Training time - Githubissues

Chung-I / Variational-Recurrent-Autoencoder-Tensorflow

A tensorflow implementation of "Generating Sentences from a Continuous Space"

228 stars 72 forks source link

Training time #7

Open zzaibi opened 6 years ago

zzaibi commented 6 years ago

It's been training on a single-GPU machine for 3 days, and there is no sign of finishing. How long should it take?

superMDguy commented 6 years ago

It trains forever. It saves periodically, and you can kill it whenever you think it's "done" based on the loss level.

zzaibi commented 6 years ago

Problem is, it only saves a very small number of check points. I can't go back, right?

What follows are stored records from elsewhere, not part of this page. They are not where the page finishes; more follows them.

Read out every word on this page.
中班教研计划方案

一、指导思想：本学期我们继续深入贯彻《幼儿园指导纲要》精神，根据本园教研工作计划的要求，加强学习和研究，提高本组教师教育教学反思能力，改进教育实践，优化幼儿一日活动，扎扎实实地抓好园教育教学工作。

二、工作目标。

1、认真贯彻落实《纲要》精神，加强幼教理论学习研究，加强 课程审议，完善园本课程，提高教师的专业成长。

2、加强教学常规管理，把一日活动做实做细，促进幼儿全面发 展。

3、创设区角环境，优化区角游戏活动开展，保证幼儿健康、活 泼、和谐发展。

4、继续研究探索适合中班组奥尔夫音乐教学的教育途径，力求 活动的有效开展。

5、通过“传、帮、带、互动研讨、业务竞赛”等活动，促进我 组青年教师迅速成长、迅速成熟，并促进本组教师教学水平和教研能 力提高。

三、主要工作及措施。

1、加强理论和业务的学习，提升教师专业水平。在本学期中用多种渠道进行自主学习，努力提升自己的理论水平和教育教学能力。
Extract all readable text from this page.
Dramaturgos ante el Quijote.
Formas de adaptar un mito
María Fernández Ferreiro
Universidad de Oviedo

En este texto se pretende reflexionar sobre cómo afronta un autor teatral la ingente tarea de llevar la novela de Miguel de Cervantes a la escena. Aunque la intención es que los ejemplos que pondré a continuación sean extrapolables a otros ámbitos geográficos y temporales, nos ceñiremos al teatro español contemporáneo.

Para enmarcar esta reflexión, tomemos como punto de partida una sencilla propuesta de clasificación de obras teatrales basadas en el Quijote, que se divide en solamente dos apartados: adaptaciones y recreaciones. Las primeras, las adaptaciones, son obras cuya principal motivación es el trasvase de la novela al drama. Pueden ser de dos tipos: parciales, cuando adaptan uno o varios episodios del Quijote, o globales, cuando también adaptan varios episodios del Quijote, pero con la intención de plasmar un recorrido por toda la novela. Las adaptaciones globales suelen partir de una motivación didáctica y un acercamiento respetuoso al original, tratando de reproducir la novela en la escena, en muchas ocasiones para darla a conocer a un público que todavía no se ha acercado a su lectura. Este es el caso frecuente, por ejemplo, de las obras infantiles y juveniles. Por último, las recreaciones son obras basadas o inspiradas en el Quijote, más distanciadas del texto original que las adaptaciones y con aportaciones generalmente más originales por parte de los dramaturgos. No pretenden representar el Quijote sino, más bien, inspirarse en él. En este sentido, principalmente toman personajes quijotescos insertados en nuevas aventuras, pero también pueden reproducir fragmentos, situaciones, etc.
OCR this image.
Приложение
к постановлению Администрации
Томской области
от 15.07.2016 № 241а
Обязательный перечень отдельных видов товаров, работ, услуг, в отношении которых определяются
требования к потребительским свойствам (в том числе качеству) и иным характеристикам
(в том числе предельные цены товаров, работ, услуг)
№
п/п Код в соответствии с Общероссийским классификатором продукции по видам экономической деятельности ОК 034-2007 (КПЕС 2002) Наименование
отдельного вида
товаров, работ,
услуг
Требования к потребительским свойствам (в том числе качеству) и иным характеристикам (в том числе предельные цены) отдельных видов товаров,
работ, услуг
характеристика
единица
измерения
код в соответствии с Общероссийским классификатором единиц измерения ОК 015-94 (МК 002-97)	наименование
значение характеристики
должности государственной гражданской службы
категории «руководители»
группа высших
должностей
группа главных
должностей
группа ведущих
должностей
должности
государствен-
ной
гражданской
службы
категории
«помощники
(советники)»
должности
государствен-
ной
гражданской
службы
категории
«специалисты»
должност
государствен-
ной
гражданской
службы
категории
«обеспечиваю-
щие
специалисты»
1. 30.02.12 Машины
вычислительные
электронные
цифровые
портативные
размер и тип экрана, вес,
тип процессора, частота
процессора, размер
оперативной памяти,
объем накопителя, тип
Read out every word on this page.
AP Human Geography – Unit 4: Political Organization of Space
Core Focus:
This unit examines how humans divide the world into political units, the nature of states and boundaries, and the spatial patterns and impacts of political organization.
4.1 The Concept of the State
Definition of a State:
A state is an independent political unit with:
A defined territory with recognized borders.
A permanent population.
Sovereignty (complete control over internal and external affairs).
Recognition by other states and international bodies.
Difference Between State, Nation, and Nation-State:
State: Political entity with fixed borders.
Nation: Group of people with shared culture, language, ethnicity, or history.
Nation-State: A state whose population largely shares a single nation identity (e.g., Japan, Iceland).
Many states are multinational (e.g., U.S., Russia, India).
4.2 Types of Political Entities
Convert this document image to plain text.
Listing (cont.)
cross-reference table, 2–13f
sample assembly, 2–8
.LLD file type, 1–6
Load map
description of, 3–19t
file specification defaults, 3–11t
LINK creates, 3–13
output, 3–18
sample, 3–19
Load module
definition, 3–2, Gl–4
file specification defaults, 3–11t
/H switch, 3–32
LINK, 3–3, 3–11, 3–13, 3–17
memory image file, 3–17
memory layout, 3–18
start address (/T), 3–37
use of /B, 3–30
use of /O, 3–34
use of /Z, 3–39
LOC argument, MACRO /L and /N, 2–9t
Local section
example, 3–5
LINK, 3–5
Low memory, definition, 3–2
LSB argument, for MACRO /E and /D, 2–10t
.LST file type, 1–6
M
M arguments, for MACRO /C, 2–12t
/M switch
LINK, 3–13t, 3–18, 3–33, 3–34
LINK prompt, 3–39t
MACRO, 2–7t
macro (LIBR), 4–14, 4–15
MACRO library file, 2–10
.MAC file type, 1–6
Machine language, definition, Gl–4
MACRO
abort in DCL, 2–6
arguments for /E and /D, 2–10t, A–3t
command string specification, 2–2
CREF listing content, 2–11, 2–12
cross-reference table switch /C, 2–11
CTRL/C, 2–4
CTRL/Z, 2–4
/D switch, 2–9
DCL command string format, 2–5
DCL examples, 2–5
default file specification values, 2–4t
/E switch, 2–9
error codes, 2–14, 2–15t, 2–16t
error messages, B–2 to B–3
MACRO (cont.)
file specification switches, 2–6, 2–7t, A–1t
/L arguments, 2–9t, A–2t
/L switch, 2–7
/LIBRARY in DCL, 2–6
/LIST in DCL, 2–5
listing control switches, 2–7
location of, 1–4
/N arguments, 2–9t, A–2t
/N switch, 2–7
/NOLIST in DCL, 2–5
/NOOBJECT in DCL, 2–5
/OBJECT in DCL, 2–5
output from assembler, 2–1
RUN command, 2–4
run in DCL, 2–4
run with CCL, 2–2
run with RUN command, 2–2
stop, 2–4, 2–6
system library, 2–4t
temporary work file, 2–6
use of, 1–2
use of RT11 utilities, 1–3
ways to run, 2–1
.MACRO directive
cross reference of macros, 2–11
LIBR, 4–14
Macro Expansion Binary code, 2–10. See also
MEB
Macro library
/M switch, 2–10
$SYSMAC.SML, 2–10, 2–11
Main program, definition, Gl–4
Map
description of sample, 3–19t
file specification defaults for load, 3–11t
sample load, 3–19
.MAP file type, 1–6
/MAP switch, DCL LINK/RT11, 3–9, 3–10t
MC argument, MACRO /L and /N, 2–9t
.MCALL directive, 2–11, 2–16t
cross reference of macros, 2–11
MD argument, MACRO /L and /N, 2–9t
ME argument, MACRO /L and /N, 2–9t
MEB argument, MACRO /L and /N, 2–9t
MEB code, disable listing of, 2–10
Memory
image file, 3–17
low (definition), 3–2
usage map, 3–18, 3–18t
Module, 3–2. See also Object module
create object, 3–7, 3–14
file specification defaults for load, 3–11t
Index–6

superMDguy commented 6 years ago

By default, it checkpoints every 2000 steps, which I think is pretty infrequent. You can change the steps_per_checkpoint in models/config.json to a lower number to make it save more often. Since it saves a checkpoint and prints loss information at the same time, I'd wait until you see new loss information before killing it to minimize the amount of lost training time.

zzaibi commented 6 years ago

Understood. The problem is that it seems to delete old check points, and save only the most recent few. I guess I've lost the optimal point.

superMDguy commented 6 years ago

Oh, ok. I l looked into it, and if you change this line locally to include a max_to_keep argument, it should stop deleting old checkpoints. I haven't tried it, though, and you'd have to restart training to test it out. You can read the docs for the saver here for more details.